Close encounter over Etheridge
Formed in early 2003, Lesbians on Ecstasy began after a chance encounter with an old Melissa Etheridge song. Though ensconced in Montreal's dude-heavy electronic scene a far cry from the lesbian music circles of their past Bankrupt and Frankie found themselves at a friend's birthday party when a woman launched into an acoustic cover of Etheridge's "Like the Way I Do." "We were just sitting there, suddenly listening to this type of music we never hear anymore," Bankrupt says. "We were both like, 'Wow, this would make an amazing dance hit!' "
That realization prompted the two women to start looking at their record collections in a new light, searching for other lesbian songs they could retool into full-fledged dance anthems.

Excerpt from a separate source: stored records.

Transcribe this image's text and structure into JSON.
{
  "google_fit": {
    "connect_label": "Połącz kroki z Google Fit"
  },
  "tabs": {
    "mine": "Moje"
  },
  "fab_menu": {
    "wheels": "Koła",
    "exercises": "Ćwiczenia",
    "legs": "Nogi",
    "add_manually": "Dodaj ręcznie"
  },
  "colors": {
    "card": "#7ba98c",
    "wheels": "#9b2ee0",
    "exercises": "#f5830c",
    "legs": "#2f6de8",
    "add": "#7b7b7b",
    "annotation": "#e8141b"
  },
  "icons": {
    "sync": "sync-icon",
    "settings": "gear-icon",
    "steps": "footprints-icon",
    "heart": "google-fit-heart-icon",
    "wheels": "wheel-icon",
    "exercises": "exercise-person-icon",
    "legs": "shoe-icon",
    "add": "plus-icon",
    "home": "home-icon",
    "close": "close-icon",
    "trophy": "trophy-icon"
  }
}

In an effort to move away from being so sequencer- and sampler-based, they enlisted a drummer and bassist and, almost immediately, made their live debut at the Canadian feminist technology festival Maid in Cyberspace. "After [the festival], we thought, 'Let's just take the concept and keep going with it,' " Bankrupt says. "There are lots of lesbian songs out there!"
The result is Lesbians on Ecstasy's self-titled debut (Alien8 Recordings), an impressive maelstrom of dark, distorted techno, glitchy pop, and electropunk that subverts and perverts a slew of dyke classics. In their hands, "Like the Way I Do" is transformed into a slab of throbbing, electro-lesbo lust, while the title of Tracy Chapman's "Talkin' 'bout a Revolution" becomes the feminist riot-inciting chorus of "Revolt." In fact, the references are so abundant Tribe 8, Parachute Club, Rough Trade, Fifth Column, etc. that the album is ultimately both a crash course in the history of lezzie music and a rousing game of lesbian-spotting for longtime fans.
"Some people will recognize the Indigo Girls, and some people will recognize Fifth Column," Bankrupt says, then laughs. "Of course, some people will recognize all of it."
Despite the past's heavy influence on their music, however, Lesbians on Ecstasy aren't merely retro revivalists. Sure, many contemporary dance acts make their names by ironically covering inane nostalgia like the Cars' "Just What I Needed" and Corey Hart's "Sunglasses at Night," but Lesbians on Ecstasy by revisiting music that was highly politicized to start with offer a welcome reprieve from their peers' vapid, apolitical posturing.
Indeed, it's hard to think of many if any other electronic acts today who'd cover songs by Etheridge and Tribe 8, much less "Prince of Darkness," a song penned by the Indigo Girls in 1989 that remains as relevant as ever with lyrics like, "Someone's got his finger on the button in some room / No one can convince me we aren't gluttons for our doom." In other words, contrary to much of the mindless revelry you're likely to encounter under the strobe light these days, Lesbians on Ecstasy are a reminder that music's politics and pleasures can't, in fact, be separated.
"By relistening to older music, it makes you examine where we're at in the world," Bankrupt says. "With our songs, we want to question what's going on with social struggles, to see how things are changing or how they're not changing. Sometimes maybe we're deceived into thinking things are changing when actually [we're facing] the same struggles."
Thanks in no small part to Lesbians on Ecstasy, there's at least one struggle for dyke visibility on the dance floor that's truly making headway.